Toutes les nations rivalisent en quelque sorte dans l’empressement qu’elles mettent à protéger la physiologie et à lui fournir tous les moyens de culture qui lui sont nécessaires. Je n’ai plus qu’un vœu à exprimer, c’est que notre pays, ainsi que je l’ai déjà dit, qui a eu la gloire de donner le jour à d’illustres promoteurs de la physiologie moderne[1], s’associe au mouvement scientifique général et encourage les sciences physiologiques, dont il est important de faciliter l’accès aux jeunes générations de savans.

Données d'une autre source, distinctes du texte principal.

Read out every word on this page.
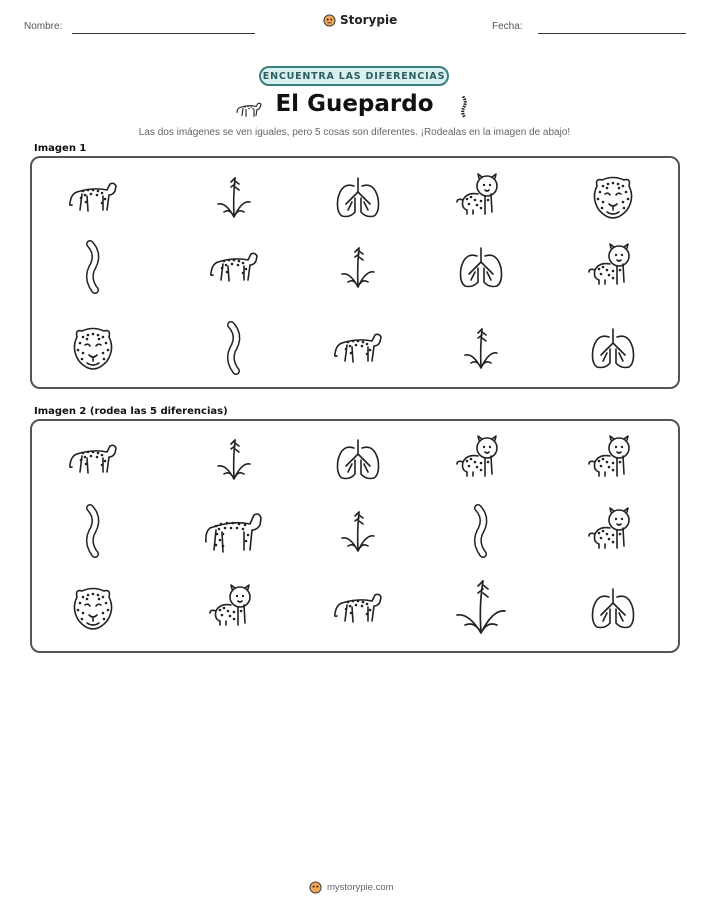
Nombre:	Storypie	Fecha:
ENCUENTRA LAS DIFERENCIAS
El Guepardo
Las dos imágenes se ven iguales, pero 5 cosas son diferentes. ¡Rodealas en la imagen de abajo!
Imagen 1
Imagen 2 (rodea las 5 diferencias)
mystorypie.com
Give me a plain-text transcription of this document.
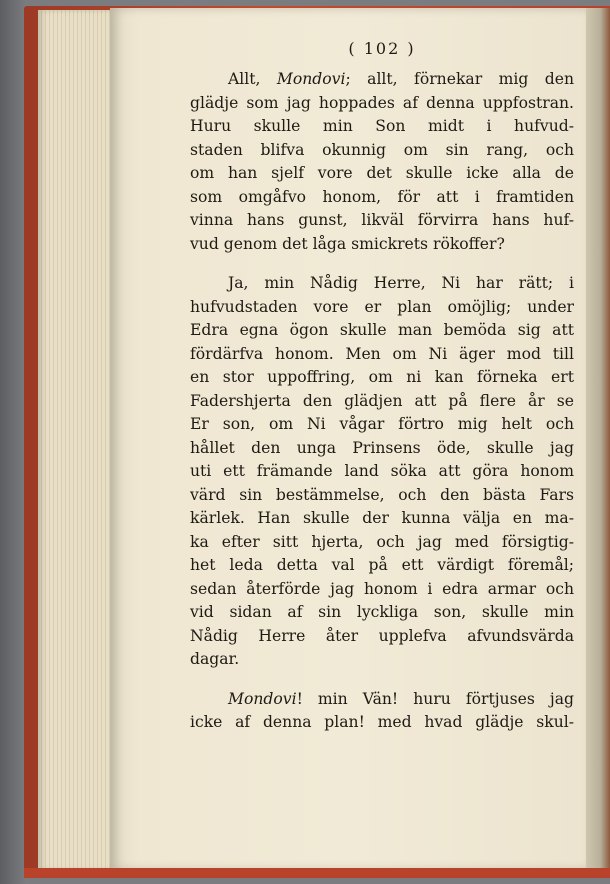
( 102 )
Allt, Mondovi; allt, förnekar mig den
glädje som jag hoppades af denna uppfostran.
Huru skulle min Son midt i hufvud-
staden blifva okunnig om sin rang, och
om han sjelf vore det skulle icke alla de
som omgåfvo honom, för att i framtiden
vinna hans gunst, likväl förvirra hans huf-
vud genom det låga smickrets rökoffer?
Ja, min Nådig Herre, Ni har rätt; i
hufvudstaden vore er plan omöjlig; under
Edra egna ögon skulle man bemöda sig att
fördärfva honom. Men om Ni äger mod till
en stor uppoffring, om ni kan förneka ert
Fadershjerta den glädjen att på flere år se
Er son, om Ni vågar förtro mig helt och
hållet den unga Prinsens öde, skulle jag
uti ett främande land söka att göra honom
värd sin bestämmelse, och den bästa Fars
kärlek. Han skulle der kunna välja en ma-
ka efter sitt hjerta, och jag med försigtig-
het leda detta val på ett värdigt föremål;
sedan återförde jag honom i edra armar och
vid sidan af sin lyckliga son, skulle min
Nådig Herre åter upplefva afvundsvärda
dagar.
Mondovi! min Vän! huru förtjuses jag
icke af denna plan! med hvad glädje skul-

Mais la physiologie ne saurait borner son rôle à expliquer les fonctions les plus grossières du corps humain ; elle doit éclairer aussi les mécanismes de la psychologie, elle est appelée par conséquent à réagir directement sur les opinions philosophiques. Peut-être se rencontrera-t-il des esprits qui, poursuivant à l’aide de la logique les conséquences extrêmes de ce que nous avons dit sur la possibilité de régler tous les phénomènes de la vie, seront portés à voir dans cette prétention physiologique une contradiction avec la philosophie et même une négation de la liberté. De semblables oppositions ne me paraissent pas à craindre, car la science ne saurait détruire les faits évidens d’eux-mêmes, seulement elle peut arriver à les comprendre autrement. Je me bornerai à dire, par exemple, que le déterminisme absolu que le physiologiste reconnaît et démontre dans les phénomènes de la vie est lui-même une condition nécessaire de la liberté. Le savant ne concevrait pas en effet qu’un phénomène, quel qu’il soit, puisse être librement manifesté dès qu’il n’est régi par aucune loi et qu’il est indéterminé par nature. Je pense d’ailleurs qu’il n’y a pas pour le moment à se préoccuper de semblables questions. Nous n’avons qu’à continuer nos investigations et à attendre patiemment les solutions de la science. Elle ne peut nous conduire qu’à la vérité, et tenons pour certain que la vérité scientifique sera toujours plus belle que les créations de notre imagination et que les illusions de notre ignorance.

Claude Bernard.
  1. Voyez mon rapport fait au ministre de l’instruction publique sur la marche et les progrès de la physiologie générale en France.